Dealing with Self Harm and Suicide. In Canada, suicide is the second leading cause of death among young people. Many people dealing with mood disorders, such as depression, will experience suicide thoughts while being treated for and recovering from their disorders. Recent research suggests that suicidal thoughts can be effectively managed with psychotherapy (especially for young people taking medication). Whether or not suicidal thoughts can be safely managed, can only be determined after a careful risk assessment, which considers both risk and protective factors, has been completed. We have worked effectively with young people and adults who have experienced suicidal thoughts while being treated for depression. Depending on the level of risk for suicide, suicidal thing may need to be managed under the care of a physician or through an admission to a hospital.

Self-harm is very different than suicidal thinking. As many as 1 in 5 young people will report some type of self-harm (that is not motivated by the intent to die). Although self-harm is extremely serious and carries with it a number of medical risks, it has not been strongly related to suicide. In fact, longitudinal data show that repeated self-harm increases the risk for suicide only marginally and only after long periods of time (10 to 15 years). For most young people, self harm functions as a strategy (although a poor one) for managing painful emotions. It is not meant to end one's life. Still, self-harm is a serious issue and does not exclude the possibility that an individual may also be suicidal. It is important that other risk factors, such as the presence of a clinic depression or a past history of suicide, be considered. We work with young people who are self-harming to develop new, more effective ways of managing painful emotions.
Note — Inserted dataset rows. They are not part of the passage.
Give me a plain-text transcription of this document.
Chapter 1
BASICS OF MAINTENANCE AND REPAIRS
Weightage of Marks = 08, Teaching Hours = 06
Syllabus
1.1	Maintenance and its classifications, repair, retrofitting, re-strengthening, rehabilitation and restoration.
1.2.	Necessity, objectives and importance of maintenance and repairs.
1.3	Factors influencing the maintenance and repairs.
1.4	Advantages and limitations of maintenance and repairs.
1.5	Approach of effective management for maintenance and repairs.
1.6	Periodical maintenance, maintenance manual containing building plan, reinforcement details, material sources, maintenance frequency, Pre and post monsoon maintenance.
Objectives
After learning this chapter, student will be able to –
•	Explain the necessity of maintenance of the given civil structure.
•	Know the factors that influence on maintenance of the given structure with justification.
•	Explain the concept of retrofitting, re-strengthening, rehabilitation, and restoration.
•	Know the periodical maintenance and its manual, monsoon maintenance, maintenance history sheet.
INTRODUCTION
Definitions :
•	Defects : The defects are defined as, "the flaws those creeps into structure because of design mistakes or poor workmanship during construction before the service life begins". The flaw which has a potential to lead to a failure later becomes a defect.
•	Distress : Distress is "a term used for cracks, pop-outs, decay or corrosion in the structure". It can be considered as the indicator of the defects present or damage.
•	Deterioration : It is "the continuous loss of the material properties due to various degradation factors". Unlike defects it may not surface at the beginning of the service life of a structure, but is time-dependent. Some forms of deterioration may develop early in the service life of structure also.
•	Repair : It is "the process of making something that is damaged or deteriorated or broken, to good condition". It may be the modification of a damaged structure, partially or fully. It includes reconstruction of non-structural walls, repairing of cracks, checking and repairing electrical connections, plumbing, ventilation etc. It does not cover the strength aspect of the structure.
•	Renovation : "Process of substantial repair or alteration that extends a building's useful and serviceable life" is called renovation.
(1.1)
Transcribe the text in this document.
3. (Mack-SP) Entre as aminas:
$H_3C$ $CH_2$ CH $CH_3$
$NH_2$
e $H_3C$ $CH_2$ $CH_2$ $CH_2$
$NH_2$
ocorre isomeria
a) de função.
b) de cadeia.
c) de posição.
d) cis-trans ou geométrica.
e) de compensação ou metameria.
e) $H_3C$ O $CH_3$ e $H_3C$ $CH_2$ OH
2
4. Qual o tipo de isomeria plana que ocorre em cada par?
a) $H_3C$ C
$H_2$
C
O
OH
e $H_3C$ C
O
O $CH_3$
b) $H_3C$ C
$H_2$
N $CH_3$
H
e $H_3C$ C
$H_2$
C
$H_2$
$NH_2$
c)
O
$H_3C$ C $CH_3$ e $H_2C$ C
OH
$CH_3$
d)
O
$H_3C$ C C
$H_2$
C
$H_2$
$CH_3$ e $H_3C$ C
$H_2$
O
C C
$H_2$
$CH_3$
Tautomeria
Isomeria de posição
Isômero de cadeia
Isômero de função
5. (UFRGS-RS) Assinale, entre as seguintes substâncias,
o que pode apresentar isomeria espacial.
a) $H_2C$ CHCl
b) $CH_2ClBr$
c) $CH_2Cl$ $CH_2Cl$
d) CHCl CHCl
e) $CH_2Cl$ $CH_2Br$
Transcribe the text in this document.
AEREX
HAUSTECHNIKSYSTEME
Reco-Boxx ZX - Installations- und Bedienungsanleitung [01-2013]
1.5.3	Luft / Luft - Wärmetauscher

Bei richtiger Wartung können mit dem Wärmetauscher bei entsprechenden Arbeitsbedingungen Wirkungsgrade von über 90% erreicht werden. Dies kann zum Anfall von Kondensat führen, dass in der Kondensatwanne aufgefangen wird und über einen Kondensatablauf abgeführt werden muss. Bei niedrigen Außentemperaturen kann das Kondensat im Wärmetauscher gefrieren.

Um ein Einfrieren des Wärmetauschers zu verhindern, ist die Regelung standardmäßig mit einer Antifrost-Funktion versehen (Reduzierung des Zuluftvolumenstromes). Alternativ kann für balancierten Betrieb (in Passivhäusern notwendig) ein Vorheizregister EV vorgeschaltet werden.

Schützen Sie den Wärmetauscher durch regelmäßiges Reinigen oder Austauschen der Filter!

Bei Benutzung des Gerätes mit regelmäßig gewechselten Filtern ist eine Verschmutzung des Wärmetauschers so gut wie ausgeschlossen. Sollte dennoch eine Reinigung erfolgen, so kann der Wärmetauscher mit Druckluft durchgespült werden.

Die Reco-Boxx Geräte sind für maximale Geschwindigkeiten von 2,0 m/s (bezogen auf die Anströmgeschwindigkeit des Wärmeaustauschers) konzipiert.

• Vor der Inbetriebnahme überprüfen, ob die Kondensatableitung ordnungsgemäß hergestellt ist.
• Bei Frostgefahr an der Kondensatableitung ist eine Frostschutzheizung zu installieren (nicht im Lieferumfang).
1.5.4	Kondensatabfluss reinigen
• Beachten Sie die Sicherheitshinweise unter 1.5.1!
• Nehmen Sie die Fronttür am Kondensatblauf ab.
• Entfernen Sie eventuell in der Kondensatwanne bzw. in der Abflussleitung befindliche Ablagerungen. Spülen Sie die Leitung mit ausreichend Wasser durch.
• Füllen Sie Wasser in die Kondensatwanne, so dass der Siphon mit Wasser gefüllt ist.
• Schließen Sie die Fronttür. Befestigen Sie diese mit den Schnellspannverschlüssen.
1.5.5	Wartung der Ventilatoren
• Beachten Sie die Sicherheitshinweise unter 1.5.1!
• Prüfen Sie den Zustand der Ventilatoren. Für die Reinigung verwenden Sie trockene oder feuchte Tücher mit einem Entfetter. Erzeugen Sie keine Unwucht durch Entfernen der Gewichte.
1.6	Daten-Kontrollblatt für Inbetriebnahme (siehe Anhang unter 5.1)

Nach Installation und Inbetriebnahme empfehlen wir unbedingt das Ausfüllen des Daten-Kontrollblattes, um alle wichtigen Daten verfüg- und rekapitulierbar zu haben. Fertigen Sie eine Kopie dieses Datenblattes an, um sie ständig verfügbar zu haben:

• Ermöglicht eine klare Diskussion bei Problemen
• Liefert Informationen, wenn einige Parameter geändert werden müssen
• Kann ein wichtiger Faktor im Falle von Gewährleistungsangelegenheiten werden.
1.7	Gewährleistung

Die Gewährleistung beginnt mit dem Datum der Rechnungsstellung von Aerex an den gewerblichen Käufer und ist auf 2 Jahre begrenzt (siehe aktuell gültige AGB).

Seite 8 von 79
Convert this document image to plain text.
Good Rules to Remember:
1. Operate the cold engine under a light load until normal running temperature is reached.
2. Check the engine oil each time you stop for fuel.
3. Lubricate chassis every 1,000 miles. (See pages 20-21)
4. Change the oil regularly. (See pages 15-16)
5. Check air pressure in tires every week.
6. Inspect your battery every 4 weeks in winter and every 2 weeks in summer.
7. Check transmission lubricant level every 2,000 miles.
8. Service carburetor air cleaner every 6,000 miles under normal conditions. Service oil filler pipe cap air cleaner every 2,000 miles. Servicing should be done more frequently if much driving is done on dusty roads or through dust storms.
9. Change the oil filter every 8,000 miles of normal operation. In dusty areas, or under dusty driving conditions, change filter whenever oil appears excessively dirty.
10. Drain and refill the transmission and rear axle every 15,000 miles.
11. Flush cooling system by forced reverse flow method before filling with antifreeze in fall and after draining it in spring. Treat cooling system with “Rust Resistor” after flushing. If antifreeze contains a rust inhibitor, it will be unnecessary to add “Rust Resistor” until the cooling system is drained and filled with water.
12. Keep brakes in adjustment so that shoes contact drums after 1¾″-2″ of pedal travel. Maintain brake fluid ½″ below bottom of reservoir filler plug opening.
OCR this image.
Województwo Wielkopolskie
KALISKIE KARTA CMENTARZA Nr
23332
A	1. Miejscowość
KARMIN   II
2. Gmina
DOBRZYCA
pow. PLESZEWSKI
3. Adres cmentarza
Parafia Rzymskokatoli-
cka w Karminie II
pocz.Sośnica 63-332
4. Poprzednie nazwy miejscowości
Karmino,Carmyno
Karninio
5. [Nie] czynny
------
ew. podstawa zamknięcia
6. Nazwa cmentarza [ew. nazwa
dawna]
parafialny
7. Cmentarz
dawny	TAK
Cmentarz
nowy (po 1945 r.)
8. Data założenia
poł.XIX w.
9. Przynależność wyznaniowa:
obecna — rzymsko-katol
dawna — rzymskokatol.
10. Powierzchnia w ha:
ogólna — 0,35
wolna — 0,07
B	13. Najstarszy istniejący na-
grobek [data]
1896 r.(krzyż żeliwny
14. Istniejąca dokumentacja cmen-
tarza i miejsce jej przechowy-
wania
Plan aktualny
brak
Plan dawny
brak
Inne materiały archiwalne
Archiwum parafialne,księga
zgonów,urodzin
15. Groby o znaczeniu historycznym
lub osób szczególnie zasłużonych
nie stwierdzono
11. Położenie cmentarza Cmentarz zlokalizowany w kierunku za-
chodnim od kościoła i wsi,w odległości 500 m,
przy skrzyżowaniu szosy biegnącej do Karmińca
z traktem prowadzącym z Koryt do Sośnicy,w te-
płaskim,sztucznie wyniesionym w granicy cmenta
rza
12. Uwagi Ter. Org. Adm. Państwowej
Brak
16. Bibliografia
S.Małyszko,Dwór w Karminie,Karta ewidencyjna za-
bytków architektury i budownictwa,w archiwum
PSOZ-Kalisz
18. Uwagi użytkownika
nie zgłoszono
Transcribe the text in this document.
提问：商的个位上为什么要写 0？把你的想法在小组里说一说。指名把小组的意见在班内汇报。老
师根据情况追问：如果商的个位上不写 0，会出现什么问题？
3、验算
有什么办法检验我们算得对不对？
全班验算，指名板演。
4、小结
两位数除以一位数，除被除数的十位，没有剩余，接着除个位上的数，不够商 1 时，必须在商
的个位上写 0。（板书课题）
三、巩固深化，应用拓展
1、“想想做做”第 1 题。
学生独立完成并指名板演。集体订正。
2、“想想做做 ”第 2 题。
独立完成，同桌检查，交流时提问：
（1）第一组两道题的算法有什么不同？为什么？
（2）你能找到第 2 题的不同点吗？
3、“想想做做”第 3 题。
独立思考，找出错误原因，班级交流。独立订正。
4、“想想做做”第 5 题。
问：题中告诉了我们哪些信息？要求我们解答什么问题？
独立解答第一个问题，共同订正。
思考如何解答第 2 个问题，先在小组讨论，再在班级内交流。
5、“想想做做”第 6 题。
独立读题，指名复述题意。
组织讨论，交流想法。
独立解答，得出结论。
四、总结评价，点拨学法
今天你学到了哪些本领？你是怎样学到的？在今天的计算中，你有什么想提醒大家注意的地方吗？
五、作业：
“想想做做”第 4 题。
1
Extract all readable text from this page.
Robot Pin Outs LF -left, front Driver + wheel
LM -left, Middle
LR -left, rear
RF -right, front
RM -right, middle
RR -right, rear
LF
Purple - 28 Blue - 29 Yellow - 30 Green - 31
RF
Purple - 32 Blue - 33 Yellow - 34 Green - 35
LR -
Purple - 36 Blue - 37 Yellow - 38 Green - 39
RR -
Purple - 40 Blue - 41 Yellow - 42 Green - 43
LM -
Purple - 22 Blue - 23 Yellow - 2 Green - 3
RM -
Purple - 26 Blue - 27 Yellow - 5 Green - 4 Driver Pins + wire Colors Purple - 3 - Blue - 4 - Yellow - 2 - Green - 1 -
Pain. We are frequently reminded by the clients we work with that we have no idea what dealing with acute and chronic pain is like until you live it yourself. This is certainly true for pain as it is for many experiences in life. Still it is well understood that pain will usually affect every area of your life - your moods, physical mobility, your friendships, work and family life, as well as your outlook on life and your view of your own self worth. Most individuals experiencing acute and chronic pain experience a number of losses that can leave them feeling alone, depressed and hopeless. Successfully dealing with pain will depend on (a) working with your physician to optimize your pain management plan, (b) restoring or enhancing the social support you receive from others around you and (c) developing new strategies both mentally and physically to adapt to these new and often overwhelming challenges. When we start working with clients, most find it nearly impossible to image the day when they may be productive (in some way) again. One to the most important obstacles to overcome is the fear that recovery and retraining may fail as well as the feelings of worthlessness and despair. We offer clients both Cognitive Behavioural Therapy and Interpersonal Therapy, which are designed to address many of the areas that are often affected when dealing with pain, both the feelings of fear and worthlessness, as well as the experience of loss.

Exploratory Counselling. Although most individuals will begin counselling or psychotherapy as the result of experiencing some difficulty or distress in their lives, some individuals will be more interested in counselling to better understand the meaning or significance of some event(s) in their lives or the manner in which an important relationship in their lives works or how it has changed affected them. Developing a personal understanding of who you are, how events both recent and past have affected you is an important part of counselling, that needs to be balanced carefully with alleviating the distress and pain that brings most people to counselling at any given time, and improving the way in which people function throughout the day, in school, work and relationships. We work with clients to achieve all of these goals, as desired, to better manage and alleviate the symptoms they are experiencing (if any), to the level of functioning at school, work and in relationships (as needed), and to achieve a better understanding of the meaning and significance of events around them (as desired).